Tobacco – along with alcohol and unhealthy food cause nearly one-third of preventable health loss in New Zealand.
Coalition agreements to further crack down on youth vaping is welcomed and HCA will be monitoring progress on proposed new regulations.
“Turning the tide on harmful products that are entrenched in society cannot be done by individuals, or even communities. It takes good – and brave – population-level policies,” Te Morenga said.
Prevention makes health and financial sense, HCA co-chair Professor Boyd Swinburn said.
Type 2 diabetes, a preventable diet-related disease, costs at least $1 billion every year in direct health services. Without meaningful change to address the causes of this epidemic, the annual cost will reach $3.5 billion by 2040.

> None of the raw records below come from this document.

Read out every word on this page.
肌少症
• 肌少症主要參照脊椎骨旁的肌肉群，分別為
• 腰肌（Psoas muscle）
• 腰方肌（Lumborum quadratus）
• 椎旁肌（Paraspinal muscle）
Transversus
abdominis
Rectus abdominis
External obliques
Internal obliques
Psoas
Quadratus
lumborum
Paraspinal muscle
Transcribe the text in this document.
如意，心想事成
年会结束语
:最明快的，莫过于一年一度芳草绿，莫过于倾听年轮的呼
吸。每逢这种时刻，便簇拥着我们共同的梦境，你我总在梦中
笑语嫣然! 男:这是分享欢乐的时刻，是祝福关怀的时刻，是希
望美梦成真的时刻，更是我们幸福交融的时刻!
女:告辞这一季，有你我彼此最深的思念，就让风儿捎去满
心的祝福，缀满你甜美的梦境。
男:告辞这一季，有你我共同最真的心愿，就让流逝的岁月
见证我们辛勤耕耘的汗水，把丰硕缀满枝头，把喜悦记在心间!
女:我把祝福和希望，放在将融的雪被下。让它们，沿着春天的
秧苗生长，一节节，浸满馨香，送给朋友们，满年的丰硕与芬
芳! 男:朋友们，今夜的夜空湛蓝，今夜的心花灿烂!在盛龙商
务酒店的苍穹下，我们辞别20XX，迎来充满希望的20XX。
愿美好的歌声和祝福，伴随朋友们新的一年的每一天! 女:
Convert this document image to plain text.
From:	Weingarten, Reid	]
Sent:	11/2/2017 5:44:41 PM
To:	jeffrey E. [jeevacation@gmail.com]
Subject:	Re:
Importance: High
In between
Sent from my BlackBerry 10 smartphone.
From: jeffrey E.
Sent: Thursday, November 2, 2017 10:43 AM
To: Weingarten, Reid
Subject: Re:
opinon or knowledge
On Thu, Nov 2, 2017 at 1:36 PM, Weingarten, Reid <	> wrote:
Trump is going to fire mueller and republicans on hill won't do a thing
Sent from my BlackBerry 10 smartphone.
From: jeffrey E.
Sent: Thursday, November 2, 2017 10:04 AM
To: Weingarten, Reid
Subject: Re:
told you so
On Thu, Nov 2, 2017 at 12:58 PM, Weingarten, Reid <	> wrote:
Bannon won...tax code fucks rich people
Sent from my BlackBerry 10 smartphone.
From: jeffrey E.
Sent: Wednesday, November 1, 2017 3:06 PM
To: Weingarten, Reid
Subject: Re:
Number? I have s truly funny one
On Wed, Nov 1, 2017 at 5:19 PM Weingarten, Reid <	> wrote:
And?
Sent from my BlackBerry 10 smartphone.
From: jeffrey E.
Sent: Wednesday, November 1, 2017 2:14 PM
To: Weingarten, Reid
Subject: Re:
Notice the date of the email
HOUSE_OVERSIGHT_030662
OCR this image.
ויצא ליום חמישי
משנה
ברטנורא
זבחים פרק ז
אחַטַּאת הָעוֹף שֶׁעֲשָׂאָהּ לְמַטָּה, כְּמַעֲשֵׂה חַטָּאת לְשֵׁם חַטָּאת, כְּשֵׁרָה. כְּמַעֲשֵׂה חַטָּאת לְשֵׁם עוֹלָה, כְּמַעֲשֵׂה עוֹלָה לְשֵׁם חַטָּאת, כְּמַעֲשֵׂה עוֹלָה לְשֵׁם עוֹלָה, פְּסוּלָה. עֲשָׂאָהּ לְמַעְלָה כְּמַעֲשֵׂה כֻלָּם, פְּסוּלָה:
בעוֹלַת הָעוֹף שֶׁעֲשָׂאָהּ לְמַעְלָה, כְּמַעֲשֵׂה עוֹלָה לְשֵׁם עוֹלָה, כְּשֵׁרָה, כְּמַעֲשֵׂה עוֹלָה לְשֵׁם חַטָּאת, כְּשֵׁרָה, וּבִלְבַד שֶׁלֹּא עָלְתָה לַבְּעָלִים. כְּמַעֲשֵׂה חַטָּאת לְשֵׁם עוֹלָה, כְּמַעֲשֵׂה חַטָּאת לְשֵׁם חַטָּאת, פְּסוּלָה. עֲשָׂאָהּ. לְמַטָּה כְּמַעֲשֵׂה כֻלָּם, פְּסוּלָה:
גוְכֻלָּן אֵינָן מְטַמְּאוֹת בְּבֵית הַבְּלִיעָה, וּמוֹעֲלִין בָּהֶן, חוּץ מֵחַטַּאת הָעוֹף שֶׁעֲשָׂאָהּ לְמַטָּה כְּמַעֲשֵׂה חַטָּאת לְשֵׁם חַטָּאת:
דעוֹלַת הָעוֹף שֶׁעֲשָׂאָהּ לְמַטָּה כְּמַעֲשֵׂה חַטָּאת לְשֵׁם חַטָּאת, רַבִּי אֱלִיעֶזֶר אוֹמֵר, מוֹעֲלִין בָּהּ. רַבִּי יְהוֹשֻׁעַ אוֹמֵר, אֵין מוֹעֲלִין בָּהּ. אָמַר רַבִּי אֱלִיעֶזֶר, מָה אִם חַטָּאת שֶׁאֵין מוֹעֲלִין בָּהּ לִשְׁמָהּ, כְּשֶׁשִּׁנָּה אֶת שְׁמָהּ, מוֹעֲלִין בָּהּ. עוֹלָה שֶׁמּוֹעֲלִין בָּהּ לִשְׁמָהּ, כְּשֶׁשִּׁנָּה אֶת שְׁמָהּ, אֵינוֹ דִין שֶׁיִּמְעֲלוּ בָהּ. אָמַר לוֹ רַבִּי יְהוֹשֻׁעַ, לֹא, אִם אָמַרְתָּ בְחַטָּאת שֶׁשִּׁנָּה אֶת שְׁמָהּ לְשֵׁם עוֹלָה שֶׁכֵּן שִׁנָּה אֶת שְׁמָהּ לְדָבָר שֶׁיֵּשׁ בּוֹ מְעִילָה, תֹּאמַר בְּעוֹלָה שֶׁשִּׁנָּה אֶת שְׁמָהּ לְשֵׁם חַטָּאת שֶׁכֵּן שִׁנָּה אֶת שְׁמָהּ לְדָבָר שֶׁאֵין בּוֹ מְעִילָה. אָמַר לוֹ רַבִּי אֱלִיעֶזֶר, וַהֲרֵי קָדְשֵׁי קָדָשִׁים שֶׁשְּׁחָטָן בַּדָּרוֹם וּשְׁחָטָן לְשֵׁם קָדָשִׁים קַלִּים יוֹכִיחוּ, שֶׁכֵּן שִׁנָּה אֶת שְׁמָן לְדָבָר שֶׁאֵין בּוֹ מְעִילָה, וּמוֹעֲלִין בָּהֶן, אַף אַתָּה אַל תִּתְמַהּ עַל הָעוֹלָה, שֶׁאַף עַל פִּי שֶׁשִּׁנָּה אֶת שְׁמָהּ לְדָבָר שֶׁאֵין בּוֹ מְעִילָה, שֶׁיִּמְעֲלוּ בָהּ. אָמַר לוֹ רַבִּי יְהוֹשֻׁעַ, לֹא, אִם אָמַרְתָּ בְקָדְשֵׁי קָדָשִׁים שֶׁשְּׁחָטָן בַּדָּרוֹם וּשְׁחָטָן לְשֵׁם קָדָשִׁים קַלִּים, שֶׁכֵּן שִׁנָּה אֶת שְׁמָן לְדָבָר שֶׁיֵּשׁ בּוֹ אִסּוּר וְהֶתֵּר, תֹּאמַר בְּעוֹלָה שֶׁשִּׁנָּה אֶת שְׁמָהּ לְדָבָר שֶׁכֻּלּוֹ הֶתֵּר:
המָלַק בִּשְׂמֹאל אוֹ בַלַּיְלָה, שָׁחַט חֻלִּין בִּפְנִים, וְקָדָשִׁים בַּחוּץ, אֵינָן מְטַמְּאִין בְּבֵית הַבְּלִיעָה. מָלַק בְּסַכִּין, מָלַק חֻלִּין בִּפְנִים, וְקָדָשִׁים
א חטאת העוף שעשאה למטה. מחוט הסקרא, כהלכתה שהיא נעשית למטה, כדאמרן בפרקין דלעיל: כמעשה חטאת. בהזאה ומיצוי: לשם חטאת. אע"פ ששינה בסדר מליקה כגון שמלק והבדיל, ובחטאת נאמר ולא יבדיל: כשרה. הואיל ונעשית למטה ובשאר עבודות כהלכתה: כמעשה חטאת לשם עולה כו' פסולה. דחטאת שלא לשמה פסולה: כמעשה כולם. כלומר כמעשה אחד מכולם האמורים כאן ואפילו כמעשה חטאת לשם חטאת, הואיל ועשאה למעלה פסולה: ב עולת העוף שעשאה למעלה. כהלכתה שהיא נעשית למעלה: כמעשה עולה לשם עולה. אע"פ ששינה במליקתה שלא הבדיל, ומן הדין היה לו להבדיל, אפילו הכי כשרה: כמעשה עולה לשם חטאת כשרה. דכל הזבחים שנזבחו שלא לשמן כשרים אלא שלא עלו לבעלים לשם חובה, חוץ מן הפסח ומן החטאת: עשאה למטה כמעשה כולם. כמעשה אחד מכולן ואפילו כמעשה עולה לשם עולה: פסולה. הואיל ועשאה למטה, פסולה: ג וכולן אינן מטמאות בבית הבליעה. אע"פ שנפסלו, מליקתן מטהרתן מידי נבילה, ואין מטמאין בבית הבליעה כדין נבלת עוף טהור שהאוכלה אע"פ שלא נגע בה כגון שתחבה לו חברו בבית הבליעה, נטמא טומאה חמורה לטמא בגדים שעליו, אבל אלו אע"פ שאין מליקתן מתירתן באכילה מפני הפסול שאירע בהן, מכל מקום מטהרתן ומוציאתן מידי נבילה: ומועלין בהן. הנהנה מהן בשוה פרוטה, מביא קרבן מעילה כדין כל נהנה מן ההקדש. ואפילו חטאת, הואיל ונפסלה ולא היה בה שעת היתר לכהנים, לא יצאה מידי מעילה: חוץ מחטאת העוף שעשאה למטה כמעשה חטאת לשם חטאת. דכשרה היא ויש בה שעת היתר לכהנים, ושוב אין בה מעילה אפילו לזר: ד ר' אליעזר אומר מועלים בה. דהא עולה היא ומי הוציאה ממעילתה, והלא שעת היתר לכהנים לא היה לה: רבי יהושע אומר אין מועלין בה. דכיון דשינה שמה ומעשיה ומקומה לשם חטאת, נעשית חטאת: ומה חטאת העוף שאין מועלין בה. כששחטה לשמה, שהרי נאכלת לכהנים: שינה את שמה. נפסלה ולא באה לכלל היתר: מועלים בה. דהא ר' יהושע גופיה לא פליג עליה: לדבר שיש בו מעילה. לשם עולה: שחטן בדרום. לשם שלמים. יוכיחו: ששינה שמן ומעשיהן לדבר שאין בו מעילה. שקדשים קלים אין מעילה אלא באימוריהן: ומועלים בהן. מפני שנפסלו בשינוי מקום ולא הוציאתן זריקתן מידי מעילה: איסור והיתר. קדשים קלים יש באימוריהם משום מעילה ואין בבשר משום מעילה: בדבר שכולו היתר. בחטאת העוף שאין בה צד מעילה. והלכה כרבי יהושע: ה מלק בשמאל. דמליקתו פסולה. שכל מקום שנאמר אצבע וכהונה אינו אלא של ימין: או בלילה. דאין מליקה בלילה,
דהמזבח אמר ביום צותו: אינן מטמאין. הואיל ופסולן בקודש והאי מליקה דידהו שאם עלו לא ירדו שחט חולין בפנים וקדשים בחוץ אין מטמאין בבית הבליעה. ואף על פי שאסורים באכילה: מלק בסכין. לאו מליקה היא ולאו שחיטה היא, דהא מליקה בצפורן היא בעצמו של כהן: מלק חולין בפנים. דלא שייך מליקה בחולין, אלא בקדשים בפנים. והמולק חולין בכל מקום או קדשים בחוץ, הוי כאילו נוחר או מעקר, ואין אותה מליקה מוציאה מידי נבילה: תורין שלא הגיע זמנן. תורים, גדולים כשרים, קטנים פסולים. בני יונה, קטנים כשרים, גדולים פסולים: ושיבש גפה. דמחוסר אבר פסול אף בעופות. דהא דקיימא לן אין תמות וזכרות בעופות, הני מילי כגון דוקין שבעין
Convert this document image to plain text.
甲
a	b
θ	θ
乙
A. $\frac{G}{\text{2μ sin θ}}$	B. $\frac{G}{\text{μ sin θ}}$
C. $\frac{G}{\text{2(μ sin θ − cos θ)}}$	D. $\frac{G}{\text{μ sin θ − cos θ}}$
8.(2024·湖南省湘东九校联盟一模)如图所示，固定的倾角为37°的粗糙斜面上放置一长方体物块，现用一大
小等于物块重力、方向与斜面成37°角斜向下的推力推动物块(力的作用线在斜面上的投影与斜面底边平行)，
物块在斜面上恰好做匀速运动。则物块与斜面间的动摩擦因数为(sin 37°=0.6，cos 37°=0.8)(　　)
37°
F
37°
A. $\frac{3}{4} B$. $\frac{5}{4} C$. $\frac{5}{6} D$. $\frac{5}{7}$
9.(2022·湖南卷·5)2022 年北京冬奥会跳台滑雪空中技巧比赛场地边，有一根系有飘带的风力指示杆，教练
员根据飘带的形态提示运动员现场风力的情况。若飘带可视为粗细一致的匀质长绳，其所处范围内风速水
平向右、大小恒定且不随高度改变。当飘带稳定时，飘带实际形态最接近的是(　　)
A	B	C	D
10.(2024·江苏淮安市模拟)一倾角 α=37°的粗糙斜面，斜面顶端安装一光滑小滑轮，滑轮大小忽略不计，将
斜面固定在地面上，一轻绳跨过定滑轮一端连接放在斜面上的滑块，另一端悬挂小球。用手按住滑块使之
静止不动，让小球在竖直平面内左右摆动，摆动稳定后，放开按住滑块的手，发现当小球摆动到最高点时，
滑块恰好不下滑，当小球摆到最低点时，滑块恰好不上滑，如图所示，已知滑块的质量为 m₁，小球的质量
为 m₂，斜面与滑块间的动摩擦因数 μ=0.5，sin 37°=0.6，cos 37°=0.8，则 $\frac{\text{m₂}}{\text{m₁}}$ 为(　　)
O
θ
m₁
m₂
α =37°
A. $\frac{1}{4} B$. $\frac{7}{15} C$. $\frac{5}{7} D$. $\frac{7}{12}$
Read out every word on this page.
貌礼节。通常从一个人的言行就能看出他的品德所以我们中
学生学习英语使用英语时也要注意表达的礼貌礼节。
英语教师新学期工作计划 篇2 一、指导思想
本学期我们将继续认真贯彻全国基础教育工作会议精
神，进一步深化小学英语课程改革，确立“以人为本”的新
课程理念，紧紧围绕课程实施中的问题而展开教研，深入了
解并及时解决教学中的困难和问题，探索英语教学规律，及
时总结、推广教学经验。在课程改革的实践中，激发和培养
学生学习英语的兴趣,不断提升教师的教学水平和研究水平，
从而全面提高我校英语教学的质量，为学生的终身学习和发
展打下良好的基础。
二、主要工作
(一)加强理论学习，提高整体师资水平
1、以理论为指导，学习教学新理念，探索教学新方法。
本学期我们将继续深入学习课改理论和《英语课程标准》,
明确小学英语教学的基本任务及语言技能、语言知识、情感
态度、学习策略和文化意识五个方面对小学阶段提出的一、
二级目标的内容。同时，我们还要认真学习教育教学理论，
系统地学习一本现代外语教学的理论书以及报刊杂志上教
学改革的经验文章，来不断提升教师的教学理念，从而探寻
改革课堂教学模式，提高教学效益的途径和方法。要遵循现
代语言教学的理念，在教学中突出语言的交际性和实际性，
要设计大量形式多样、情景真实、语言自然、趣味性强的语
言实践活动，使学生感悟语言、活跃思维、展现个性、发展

HCA’s briefing to the new Government provides evidence-based prevention measures for its first 100 and 1000 days and includes:
First 100 days:
- Initiate consultation with Māori and Iwi providers about how to ensure better outcomes for Māori health, following the disestablishment of Te Aka Whai Ora
- Urgently strengthen youth vaping regulations
- With Māori leadership, implement the tobacco control measures for Smokefree 2025 (denicotinisation, retailer numbers reduction and smokefree generation)
- Increase the alcohol levy to replace alcohol sponsorship of sports and events for a period of five years
- Commit to develop a national food and nutrition strategy within the term of Government
- Commit to baseline funding of Ka Ora, Ka Ako – the free healthy school lunches programme
- Instruct the Ministry of Health to develop and design a sugary drinks industry levy
First 1000 days:
- Achieve Smokefree Aotearoa 2025 goal for all population groups.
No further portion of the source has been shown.